Для тех, кто держится этого взгляда, всегда существует священный союз, создаваемый Богом. Иначе у Бога не было бы постоянного наместника. Стало быть, данная историческая обстановка есть лишь знак метаисторической истины, которая Промыслом возложена на нас. На этой миссии основано настоящее, и она же обеспечивает будущее. Недочеты заставляют еще сильнее держаться за взращиваемый миф–миф, возвещающий другим конец. Когда душа одержима жаждой крови, вера уступает место идеологии. Слова из религиозного лексикона сохраняются, но изменяется их содержание. Они становятся символом исторической действительности или того смысла, который мы усматриваем в конкретной ситуации.

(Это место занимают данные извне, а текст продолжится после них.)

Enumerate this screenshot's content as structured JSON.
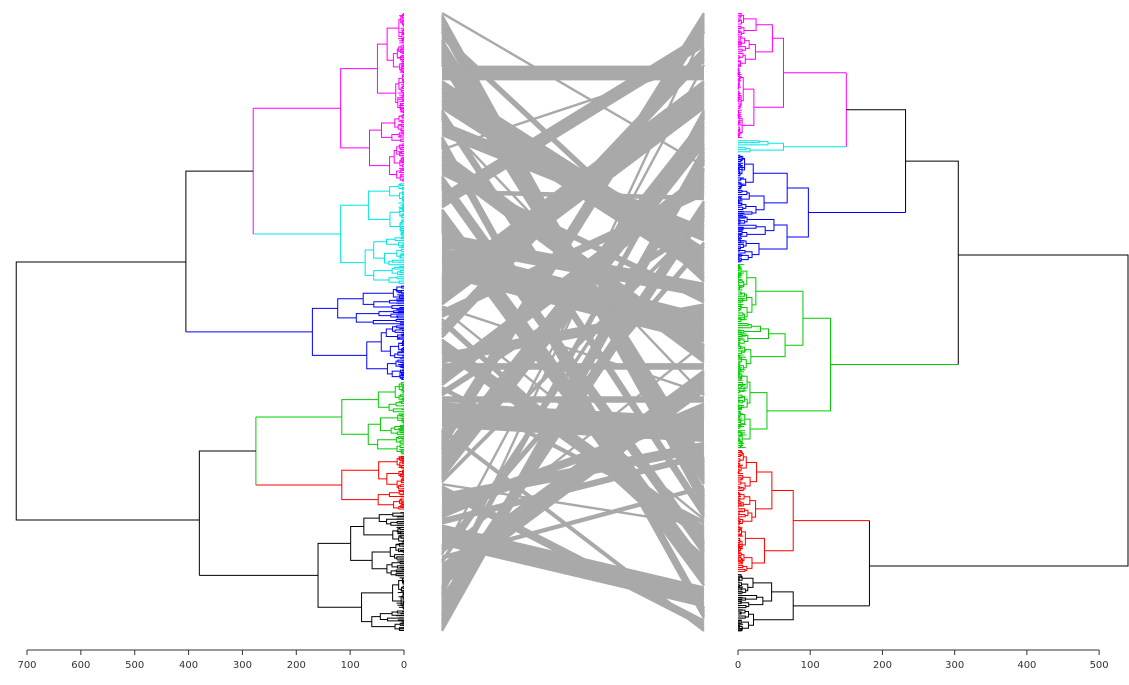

Именно мифологическое прочтение прошлого становится решеткой, разделяющей знание фактов и то знание, которое определяет действие. Поэтому и изгоняется другой из физического или нравственного мира. Если он не имеет права на жизнь сегодня, это потому, что его существование в прошлом было ошибкой. Его нельзя ни так перевоспитать, чтобы он отказался быть самим собой, ни с легкостью смести с земли живых. Зато можно, переделывая историю, прогнать его из обители мертвых. Не нужно ему принадлежать исторической памяти своего народа. Удалить его за пределы времени важнее, чем поразить отлучением теперь. Поскольку удобнее терпеть его в пространстве, прежде всего требуется сделать так, чтобы он попросил для себя статуса беженца в истории. Пусть он им подавится!